戦後間もない1946年に原作漫画の新聞連載が始まって以来、波平さんは54歳のまま。日銀のチーフエコノミストである関根局長(55)はインタビューで、「年齢には実年齢と生物学年齢の二つの概念がある」とし、自身より1つ年下の波平さんを引き合いに出し、「日本人は生物学的に当時よりずっと若くなっている」と主張する。

生物学年齢を測る最も単純な指標は死亡率(人口100人に占めるその年の死亡者の割合)で、利用可能な1947年の統計では54歳の死亡率は1.7%。2016年で同じ死亡率なのは74歳で、「1947年の波平さんと生物学年齢は同じだ」と言う。同様に大阪万博が開かれた70年の65歳と、2016年の77歳の生物学年齢は同一(死亡率2.3%)だ。

老年学者の調査では、17年の70−74歳の平均的な歩く速度は10年前の5歳若い年齢層と一緒で、16年の75−79歳の平均的な歯の数は11年前の10歳若い年齢層と同じ。
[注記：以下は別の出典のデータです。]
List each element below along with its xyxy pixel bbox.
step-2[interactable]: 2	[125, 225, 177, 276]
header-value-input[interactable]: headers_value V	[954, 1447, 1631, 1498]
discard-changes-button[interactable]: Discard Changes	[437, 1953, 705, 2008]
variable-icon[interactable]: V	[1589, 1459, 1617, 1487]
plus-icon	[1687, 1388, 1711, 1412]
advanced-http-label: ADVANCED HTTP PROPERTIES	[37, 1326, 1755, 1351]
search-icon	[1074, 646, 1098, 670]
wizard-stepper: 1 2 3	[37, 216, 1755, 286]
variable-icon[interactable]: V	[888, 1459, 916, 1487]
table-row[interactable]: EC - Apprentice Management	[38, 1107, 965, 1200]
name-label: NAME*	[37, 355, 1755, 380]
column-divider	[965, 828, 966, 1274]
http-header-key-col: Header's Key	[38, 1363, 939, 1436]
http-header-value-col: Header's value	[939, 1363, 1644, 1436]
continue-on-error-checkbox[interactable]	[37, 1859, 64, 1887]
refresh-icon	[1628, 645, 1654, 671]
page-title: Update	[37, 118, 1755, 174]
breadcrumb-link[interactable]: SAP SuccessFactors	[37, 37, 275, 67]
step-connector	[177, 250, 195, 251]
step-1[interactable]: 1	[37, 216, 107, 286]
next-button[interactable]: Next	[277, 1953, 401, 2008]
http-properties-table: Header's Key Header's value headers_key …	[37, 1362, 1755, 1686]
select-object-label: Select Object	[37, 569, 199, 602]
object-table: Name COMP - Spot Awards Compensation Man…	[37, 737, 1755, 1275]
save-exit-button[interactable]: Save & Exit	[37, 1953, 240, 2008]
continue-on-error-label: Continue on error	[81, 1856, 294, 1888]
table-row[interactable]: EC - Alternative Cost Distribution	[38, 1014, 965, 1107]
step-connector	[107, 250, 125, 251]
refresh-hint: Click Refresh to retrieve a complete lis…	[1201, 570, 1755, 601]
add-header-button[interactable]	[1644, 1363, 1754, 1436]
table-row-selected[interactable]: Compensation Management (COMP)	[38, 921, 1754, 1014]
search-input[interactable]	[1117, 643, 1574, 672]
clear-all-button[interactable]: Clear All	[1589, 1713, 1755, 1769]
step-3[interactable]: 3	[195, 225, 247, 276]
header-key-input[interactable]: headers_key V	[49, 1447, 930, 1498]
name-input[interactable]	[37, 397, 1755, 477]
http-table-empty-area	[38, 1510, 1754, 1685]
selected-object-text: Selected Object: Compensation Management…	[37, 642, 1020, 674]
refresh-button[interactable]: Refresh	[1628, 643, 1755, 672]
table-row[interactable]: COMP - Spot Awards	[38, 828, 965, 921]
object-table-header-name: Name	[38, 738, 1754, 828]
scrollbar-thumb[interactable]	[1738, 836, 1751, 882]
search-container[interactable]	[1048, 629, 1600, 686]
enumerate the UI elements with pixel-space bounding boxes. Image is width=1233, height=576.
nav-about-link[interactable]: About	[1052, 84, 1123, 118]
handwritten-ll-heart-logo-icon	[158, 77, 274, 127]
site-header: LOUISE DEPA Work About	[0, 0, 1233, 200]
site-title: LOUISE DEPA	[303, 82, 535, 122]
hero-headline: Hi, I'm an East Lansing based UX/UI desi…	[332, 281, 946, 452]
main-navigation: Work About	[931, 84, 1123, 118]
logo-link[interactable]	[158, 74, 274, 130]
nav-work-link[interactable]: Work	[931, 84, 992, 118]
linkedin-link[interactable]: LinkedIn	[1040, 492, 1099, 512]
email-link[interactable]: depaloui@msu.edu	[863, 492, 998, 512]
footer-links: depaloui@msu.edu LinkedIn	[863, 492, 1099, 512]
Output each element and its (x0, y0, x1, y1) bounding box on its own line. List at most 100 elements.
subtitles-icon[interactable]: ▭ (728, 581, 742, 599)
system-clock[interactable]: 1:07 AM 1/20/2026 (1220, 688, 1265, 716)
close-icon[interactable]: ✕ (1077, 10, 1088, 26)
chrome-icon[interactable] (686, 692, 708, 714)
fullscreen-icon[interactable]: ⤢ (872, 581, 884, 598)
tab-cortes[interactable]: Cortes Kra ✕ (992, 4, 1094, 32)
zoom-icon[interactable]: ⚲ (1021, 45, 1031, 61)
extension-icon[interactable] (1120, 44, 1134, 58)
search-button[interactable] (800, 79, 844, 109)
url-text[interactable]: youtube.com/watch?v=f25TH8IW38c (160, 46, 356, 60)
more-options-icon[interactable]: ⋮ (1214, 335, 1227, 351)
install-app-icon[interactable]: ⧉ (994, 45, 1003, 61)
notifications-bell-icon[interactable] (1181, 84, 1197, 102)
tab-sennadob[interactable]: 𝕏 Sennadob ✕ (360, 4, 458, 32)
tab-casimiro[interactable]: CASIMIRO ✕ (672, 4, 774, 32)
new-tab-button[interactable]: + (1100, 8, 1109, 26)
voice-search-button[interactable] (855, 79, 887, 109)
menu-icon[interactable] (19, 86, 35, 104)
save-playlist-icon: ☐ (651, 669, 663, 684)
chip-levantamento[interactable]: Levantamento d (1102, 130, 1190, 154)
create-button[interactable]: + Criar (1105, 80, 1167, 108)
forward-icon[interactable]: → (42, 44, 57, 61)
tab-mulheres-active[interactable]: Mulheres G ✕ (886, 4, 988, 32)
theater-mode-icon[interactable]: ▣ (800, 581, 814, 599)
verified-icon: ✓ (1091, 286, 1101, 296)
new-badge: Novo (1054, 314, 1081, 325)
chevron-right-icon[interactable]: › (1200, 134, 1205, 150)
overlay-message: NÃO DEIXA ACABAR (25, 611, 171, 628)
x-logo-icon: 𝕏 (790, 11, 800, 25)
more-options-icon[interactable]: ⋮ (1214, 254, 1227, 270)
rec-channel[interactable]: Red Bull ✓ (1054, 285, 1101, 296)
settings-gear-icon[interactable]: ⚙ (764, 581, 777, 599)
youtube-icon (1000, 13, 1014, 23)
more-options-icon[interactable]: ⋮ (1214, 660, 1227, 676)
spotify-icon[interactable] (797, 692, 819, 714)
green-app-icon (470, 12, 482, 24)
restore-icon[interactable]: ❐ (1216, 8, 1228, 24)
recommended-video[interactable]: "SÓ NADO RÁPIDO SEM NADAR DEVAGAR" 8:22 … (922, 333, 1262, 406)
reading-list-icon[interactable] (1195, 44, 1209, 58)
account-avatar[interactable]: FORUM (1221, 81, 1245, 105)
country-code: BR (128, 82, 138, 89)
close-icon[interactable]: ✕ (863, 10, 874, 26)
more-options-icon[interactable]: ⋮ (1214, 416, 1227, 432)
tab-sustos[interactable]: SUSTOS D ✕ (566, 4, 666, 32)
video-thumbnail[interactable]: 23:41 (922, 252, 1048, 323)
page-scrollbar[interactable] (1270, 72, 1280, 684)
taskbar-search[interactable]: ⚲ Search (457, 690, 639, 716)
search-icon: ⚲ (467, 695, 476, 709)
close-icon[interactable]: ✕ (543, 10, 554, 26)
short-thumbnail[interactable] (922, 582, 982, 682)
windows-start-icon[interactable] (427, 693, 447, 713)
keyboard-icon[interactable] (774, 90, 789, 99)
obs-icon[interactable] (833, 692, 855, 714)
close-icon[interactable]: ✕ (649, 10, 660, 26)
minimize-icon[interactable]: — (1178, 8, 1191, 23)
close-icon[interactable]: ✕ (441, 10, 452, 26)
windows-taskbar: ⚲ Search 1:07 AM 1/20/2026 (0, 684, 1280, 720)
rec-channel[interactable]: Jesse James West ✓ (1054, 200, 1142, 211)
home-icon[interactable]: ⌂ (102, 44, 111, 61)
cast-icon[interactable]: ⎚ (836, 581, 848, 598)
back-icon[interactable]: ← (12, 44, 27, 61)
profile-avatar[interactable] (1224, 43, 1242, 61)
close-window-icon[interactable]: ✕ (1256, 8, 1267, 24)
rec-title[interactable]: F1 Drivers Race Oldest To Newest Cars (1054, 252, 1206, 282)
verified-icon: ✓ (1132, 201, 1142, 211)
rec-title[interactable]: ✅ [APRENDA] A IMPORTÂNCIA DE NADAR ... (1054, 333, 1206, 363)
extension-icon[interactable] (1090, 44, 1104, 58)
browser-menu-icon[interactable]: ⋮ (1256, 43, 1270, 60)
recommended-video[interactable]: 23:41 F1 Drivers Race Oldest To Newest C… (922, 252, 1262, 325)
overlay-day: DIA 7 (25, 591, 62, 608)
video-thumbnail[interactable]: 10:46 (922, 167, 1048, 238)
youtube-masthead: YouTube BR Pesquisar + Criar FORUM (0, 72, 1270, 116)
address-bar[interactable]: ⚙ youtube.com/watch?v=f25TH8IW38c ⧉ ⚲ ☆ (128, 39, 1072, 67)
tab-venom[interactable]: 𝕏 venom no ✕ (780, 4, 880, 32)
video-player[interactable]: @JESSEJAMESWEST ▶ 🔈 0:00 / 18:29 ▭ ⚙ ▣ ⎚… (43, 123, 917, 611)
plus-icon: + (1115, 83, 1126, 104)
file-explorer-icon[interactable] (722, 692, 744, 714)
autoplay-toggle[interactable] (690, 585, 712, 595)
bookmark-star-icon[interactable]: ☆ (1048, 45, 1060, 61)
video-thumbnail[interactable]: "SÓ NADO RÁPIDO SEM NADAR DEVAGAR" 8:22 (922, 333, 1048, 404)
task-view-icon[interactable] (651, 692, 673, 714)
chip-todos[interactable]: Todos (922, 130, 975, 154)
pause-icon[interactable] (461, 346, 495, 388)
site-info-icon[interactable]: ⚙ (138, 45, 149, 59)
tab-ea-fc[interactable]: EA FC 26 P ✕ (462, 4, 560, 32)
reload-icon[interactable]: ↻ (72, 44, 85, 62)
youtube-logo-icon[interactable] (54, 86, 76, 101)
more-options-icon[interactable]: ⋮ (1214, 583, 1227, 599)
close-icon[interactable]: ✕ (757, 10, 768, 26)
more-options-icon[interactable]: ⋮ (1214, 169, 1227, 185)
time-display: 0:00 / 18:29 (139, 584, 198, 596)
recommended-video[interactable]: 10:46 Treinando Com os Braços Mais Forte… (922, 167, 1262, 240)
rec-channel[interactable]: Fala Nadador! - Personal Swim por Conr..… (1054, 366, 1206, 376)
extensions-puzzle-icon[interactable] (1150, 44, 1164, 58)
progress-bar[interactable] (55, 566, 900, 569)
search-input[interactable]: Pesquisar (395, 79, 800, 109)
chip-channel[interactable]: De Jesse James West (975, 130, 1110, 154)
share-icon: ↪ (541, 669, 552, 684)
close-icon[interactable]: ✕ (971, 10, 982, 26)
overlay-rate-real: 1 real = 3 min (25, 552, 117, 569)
運動や食生活の改善など健康的な生活に対する意識の高まりや医療の進歩により、日本の高齢者は若返っている。

生産年齢人口(15歳から64歳)100人で何人の高齢者(65歳以上)を支えているかを示す老年人口指数は、55年の10%から2015年に45%に上昇したが、1970年の65歳を基準とした生物学年齢でみるとほぼ横ばいで推移している。生物学的にみれば、生産年齢人口と高齢者の定義は「実年齢より生物学年齢を用いる方が理にかなっている」と関根局長は語る。

その上で、年金支給開始や退職の年齢など、実年齢にひも付けているさまざまな制度は「現実に起きている変化に適応していない可能性もある」と指摘。退職年齢が実年齢ではなく、生物学年齢に応じて設定されれば「社会保障制度の持続可能性の問題は雲散霧消する」と語る。理論的には、平均寿命の上昇に対する最適な解は「人生における働く期間をそれに応じて増やすことに他ならない」と言う。